Critics are already lining up to deride Pres. Barack Obama’s new retirement account, the myRA, saying that it will do almost nothing to help the working poor is destined to become another bloated bureaucratic system that will waste of taxpayers’ dollars by the billions.
myRA stands for My Retirement Account. The plan introduced by the President will authorize the Department of the Treasury to create several new types of savings plans for people who don’t have access to retirement plans sponsored by an employer. While any money deposited into a myRA account will not be tax-deductible, the funds will grow tax-deferred and, when withdrawn upon retirement, be tax-free. President Obama signed a memorandum on January 29 of this year directing the Department of the Treasury to create the new myRA savings program.
Although the program looks similar to a Roth IRA, there are a number of pointed differences. The first is that instead of a variety of investments that people can choose from, the myRA will establish a fund that is guaranteed by taxpayers and will invest in a government managed program. In fact, the new plan is very similar to the Thrift Savings Plan that is already available to federal workers.
The biggest problem that most critics have that the eye are a will use the working poor to finance the government deficit spending. Instead of selling bonds in public markets, the government will simply create accounts that invest in the government pool to raise funds.

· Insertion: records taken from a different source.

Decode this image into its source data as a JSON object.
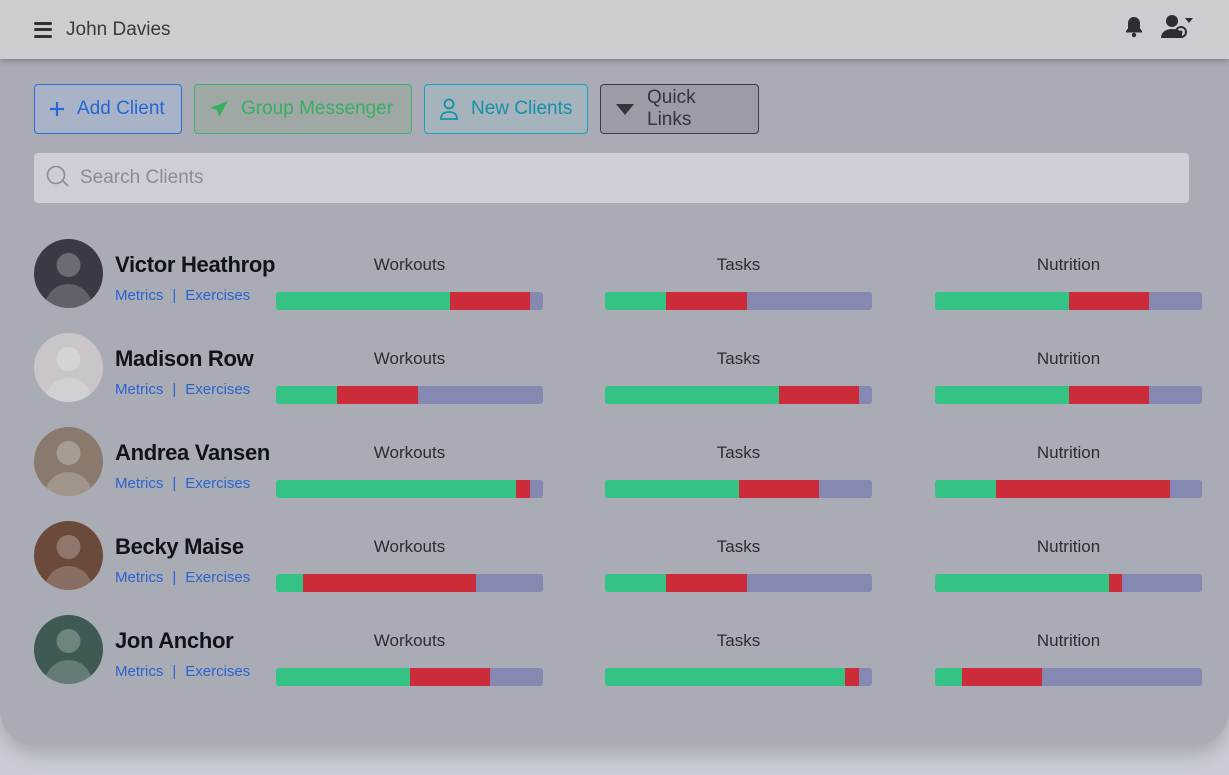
{
  "header": {
    "user_name": "John Davies"
  },
  "actions": {
    "add_client": "Add Client",
    "group_messenger": "Group Messenger",
    "new_clients": "New Clients",
    "quick_links": "Quick Links"
  },
  "search": {
    "placeholder": "Search Clients"
  },
  "labels": {
    "metrics": "Metrics",
    "exercises": "Exercises",
    "separator": "|"
  },
  "columns": {
    "workouts": "Workouts",
    "tasks": "Tasks",
    "nutrition": "Nutrition"
  },
  "colors": {
    "complete": "#34c285",
    "missed": "#cc2b3a",
    "remaining": "#8588b0"
  },
  "clients": [
    {
      "name": "Victor Heathrop",
      "avatar_color": "#3b3a44",
      "workouts": [
        0.65,
        0.3,
        0.05
      ],
      "tasks": [
        0.23,
        0.3,
        0.47
      ],
      "nutrition": [
        0.5,
        0.3,
        0.2
      ]
    },
    {
      "name": "Madison Row",
      "avatar_color": "#c9c5c8",
      "workouts": [
        0.23,
        0.3,
        0.47
      ],
      "tasks": [
        0.65,
        0.3,
        0.05
      ],
      "nutrition": [
        0.5,
        0.3,
        0.2
      ]
    },
    {
      "name": "Andrea Vansen",
      "avatar_color": "#8a7a6e",
      "workouts": [
        0.9,
        0.05,
        0.05
      ],
      "tasks": [
        0.5,
        0.3,
        0.2
      ],
      "nutrition": [
        0.23,
        0.65,
        0.12
      ]
    },
    {
      "name": "Becky Maise",
      "avatar_color": "#6b4a3c",
      "workouts": [
        0.1,
        0.65,
        0.25
      ],
      "tasks": [
        0.23,
        0.3,
        0.47
      ],
      "nutrition": [
        0.65,
        0.05,
        0.3
      ]
    },
    {
      "name": "Jon Anchor",
      "avatar_color": "#3f5a54",
      "workouts": [
        0.5,
        0.3,
        0.2
      ],
      "tasks": [
        0.9,
        0.05,
        0.05
      ],
      "nutrition": [
        0.1,
        0.3,
        0.6
      ]
    }
  ]
}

When addressing the country in his State of the Union address, Pres. Obama said that the program “guarantees a decent return with no risk of losing what you save.” The fact of the matter is however that in 2013 the Thrift Savings Plan earned a ridiculously low 1.5%, hardly the type of interest that will enable a person to grow their retirement plan.
There’s actually a plan in place from the federal government to help low-income savers, a plan that matches $.50 for every dollar that’s contributed to an IRA. It’s called the Retirement Savings Contribution Credit or the “Savers Credit”. The government, in effect, already has a matching program similar to many large companies and organizations and similar to the myRA. And it’s not being used.
Many critics are already asking if the time to fund government programs should come to an end. They cite the fact that any plan that offers a lowly 1.5% return isn’t going to be much of an incentive for anyone to save. When you consider the fact that the United States still has a huge percentage of poor retirees in spite of what can only be called a gigantic government system that’s supposed to be helping them, most would have to agree that government programs don’t seem to be the answer.
This leads to many o predict that, years from now, the new myRA will be just as underutilized and will have costs that far exceed any benefit that it gives. Although it might have a noble name, many fear that it’s simply just another “feel-good” program to provide soundbites for politicians but that, in the end, will waste billions of taxpayer dollars.